Among the least defensible provisions under discussion is a plan by those lawmakers to prop up U.S. sugar cane and sugar beet farmers. The background to this is long-standing federal protection for sugar, which takes the form not of direct subsidy payments but of interlocking price supports and import quotas. For decades, U.S. sugar policy has hurt sugar farmers and cane-cutters in poor countries and raised prices of candy and soda for U.S. consumers (admittedly not altogether a bad thing, given the obesity epidemic). It has also driven some U.S. candy producers either out of business or overseas.

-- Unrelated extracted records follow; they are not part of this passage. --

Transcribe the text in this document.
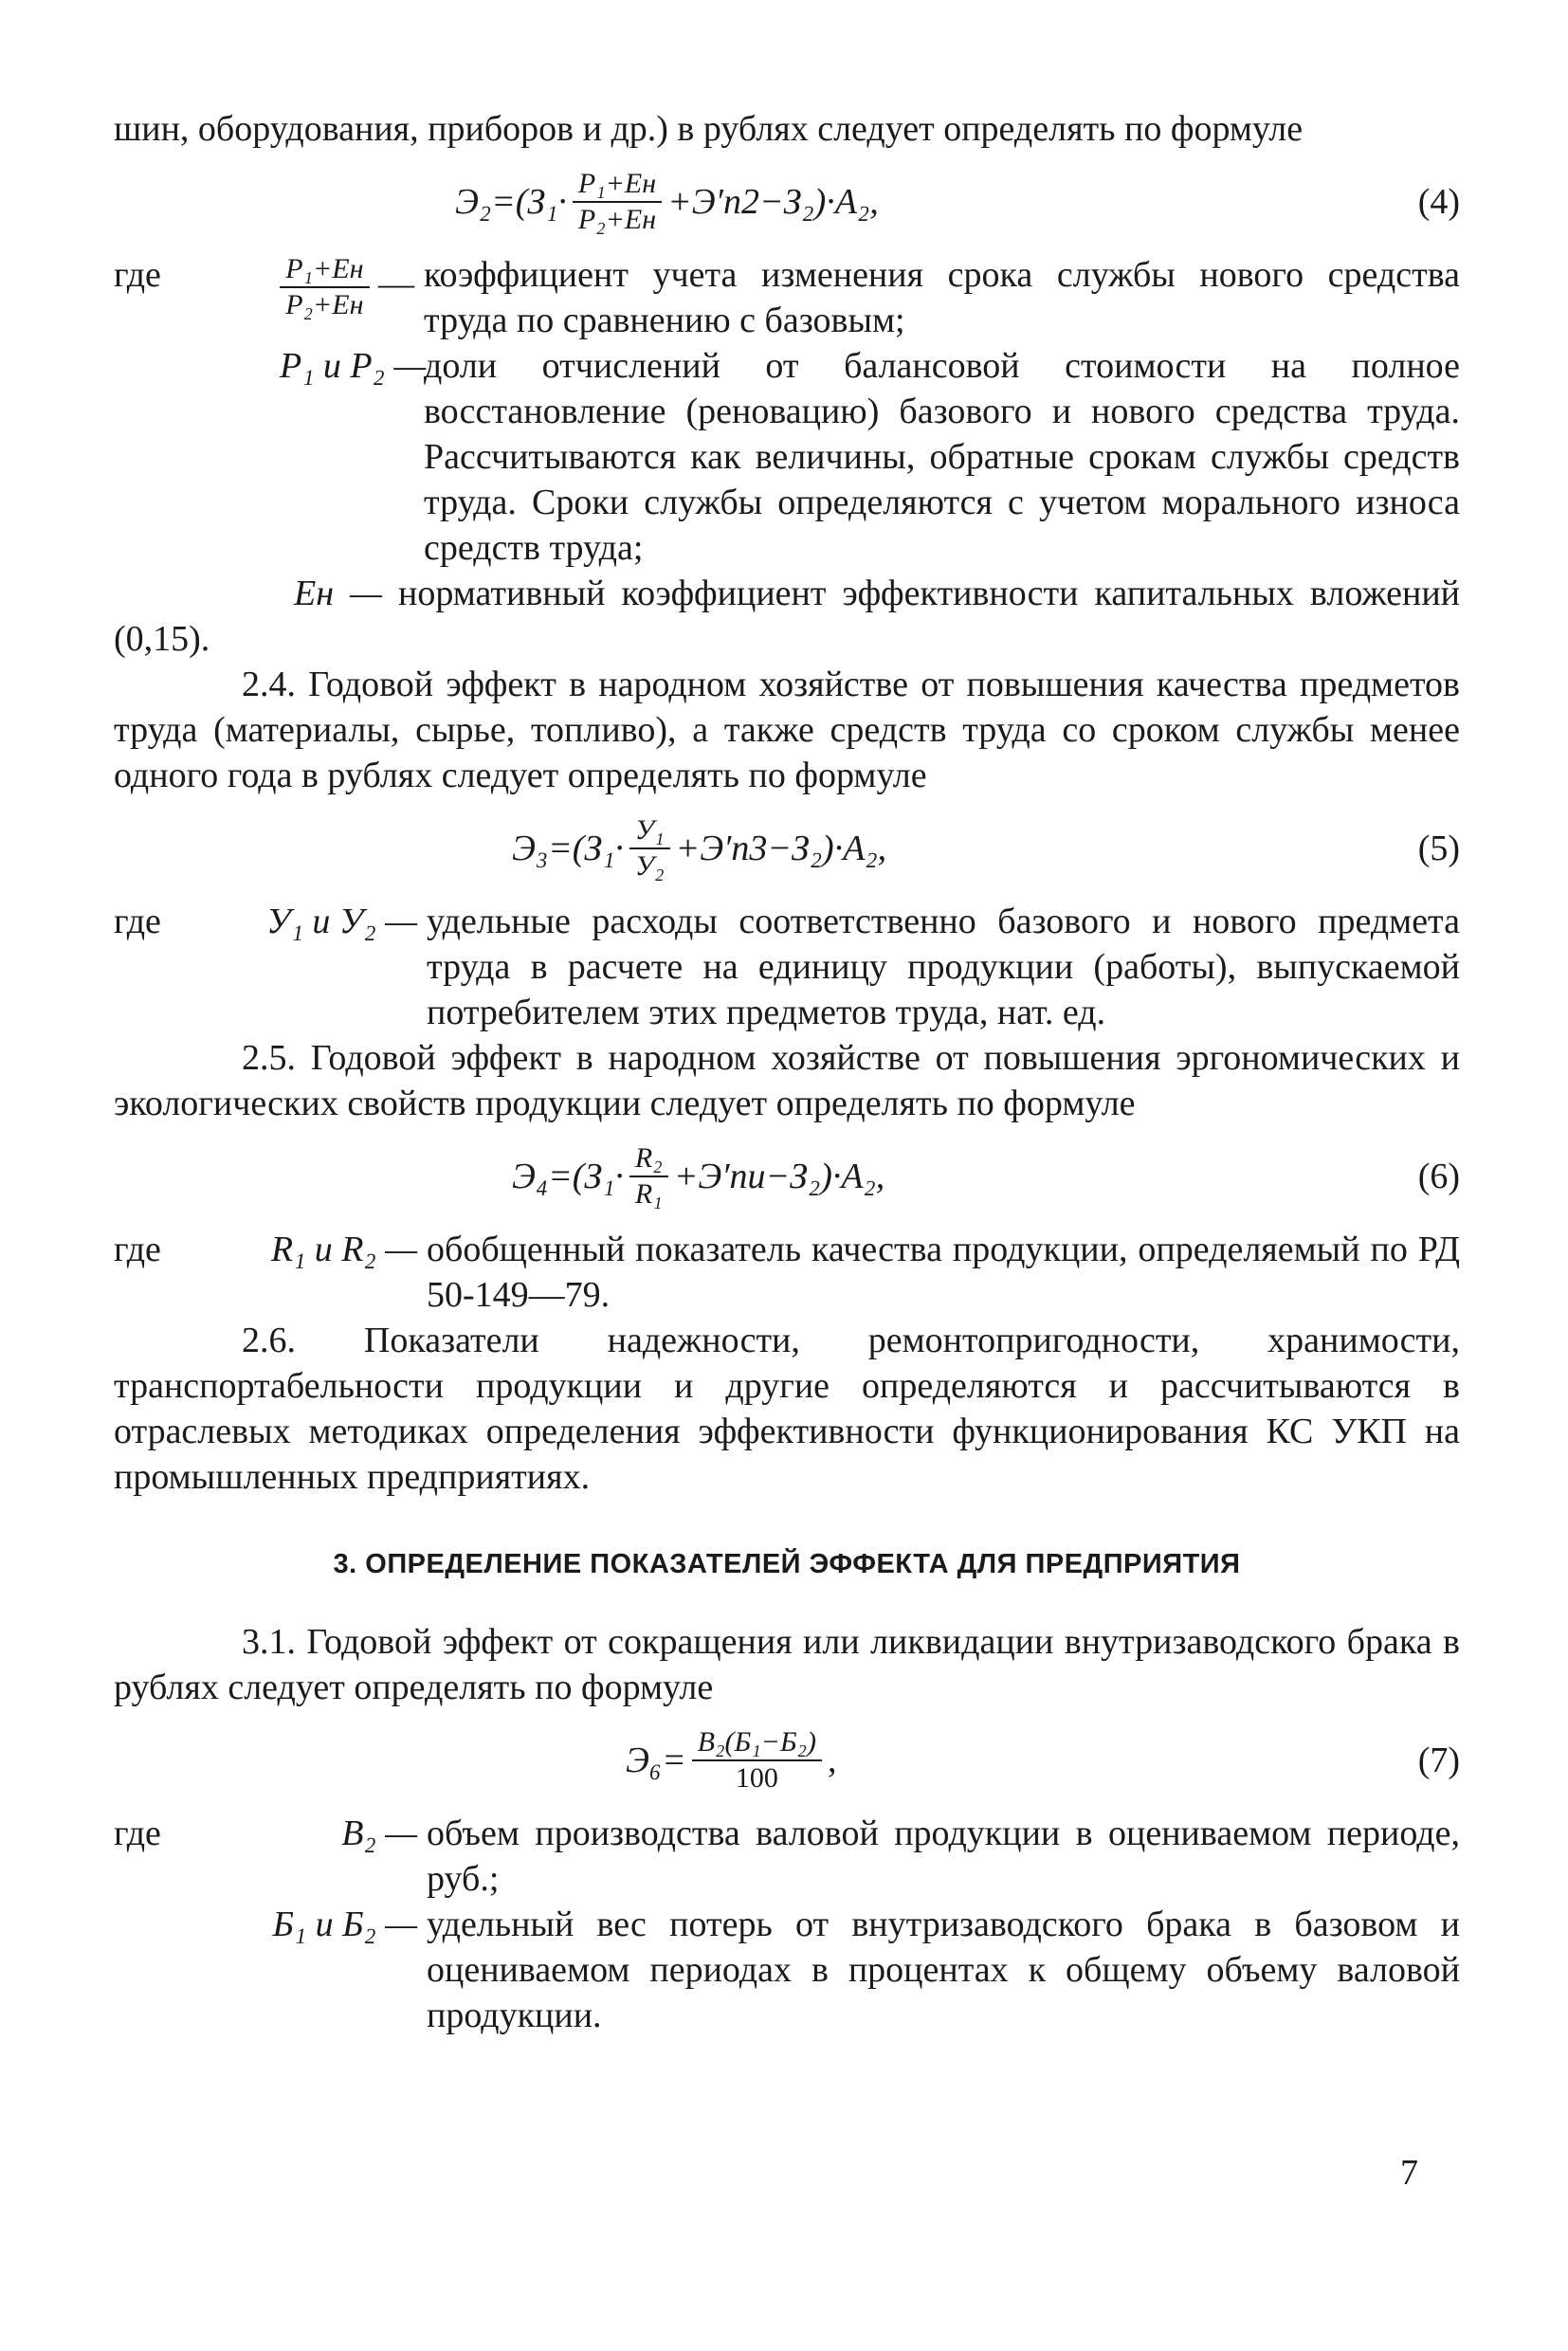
шин, оборудования, приборов и др.) в рублях следует определять по формуле

$Э_2=(З_1\cdot \frac{\text{P₁+Eн}}{\text{P₂+Eн}} +Э'п2-З_2)\cdot A_2$,	(4)
где	$\frac{\text{P₁+Eн}}{\text{P₂+Eн}}$ — коэффициент учета изменения срока службы нового средства труда по сравнению с базовым;
P₁ и P₂ —
доли отчислений от балансовой стоимости на полное восстановление (реновацию) базового и нового средства труда. Рассчитываются как величины, обратные срокам службы средств труда. Сроки службы определяются с учетом морального износа средств труда;

Eн — нормативный коэффициент эффективности капитальных вложений (0,15).

2.4. Годовой эффект в народном хозяйстве от повышения качества предметов труда (материалы, сырье, топливо), а также средств труда со сроком службы менее одного года в рублях следует определять по формуле

$Э_3=(З_1\cdot \frac{\text{У₁}}{\text{У₂}} +Э'п3-З_2)\cdot A_2$,	(5)
где	У₁ и У₂ — удельные расходы соответственно базового и нового предмета труда в расчете на единицу продукции (работы), выпускаемой потребителем этих предметов труда, нат. ед.

2.5. Годовой эффект в народном хозяйстве от повышения эргономических и экологических свойств продукции следует определять по формуле

$Э_4=(З_1\cdot \frac{\text{R₂}}{\text{R₁}} +Э'пи-З_2)\cdot A_2$,	(6)
где	R₁ и R₂ — обобщенный показатель качества продукции, определяемый по РД 50-149—79.

2.6. Показатели надежности, ремонтопригодности, хранимости, транспортабельности продукции и другие определяются и рассчитываются в отраслевых методиках определения эффективности функционирования КС УКП на промышленных предприятиях.

3. ОПРЕДЕЛЕНИЕ ПОКАЗАТЕЛЕЙ ЭФФЕКТА ДЛЯ ПРЕДПРИЯТИЯ

3.1. Годовой эффект от сокращения или ликвидации внутризаводского брака в рублях следует определять по формуле

$Э_6= \frac{\text{B₂(Б₁−Б₂)}}{100}$ ,	(7)
где	B₂ — объем производства валовой продукции в оцениваемом периоде, руб.;
Б₁ и Б₂ — удельный вес потерь от внутризаводского брака в базовом и оцениваемом периодах в процентах к общему объему валовой продукции.
7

The 2005 Dominican Republic-Central America Free Trade Agreement (DR-CAFTA), as well as newly effective provisions of the North American Free Trade Agreement, threatened to upset this cozy arrangement by opening a sliver of the U.S. market to sugar from Mexico and the DR-CAFTA countries. A sugar-lobby effort to restore the old status quo failed earlier this year, so the lobby and its Capitol Hill supporters have come up with an ingenious new way to protect the industry: raising the support price for U.S. sugar, already above the world price, for the first time in 23 years, while requiring the federal government to set aside a certain quantity of imported sugar for conversion to ethanol. Never mind the untested economics of sugar-based ethanol production in the United States. The Sweetener Users Association, an organization of sugar-using industries, estimates that the farm bill will add $2 billion to grocery bills over five years. Commodity prices and farm incomes are exploding, imposing higher food costs on American consumers and threatening poor people around the world with outright hunger. Perhaps only in the U.S. Congress could it seem like a good time to compound the problem with a dose of sugar shock.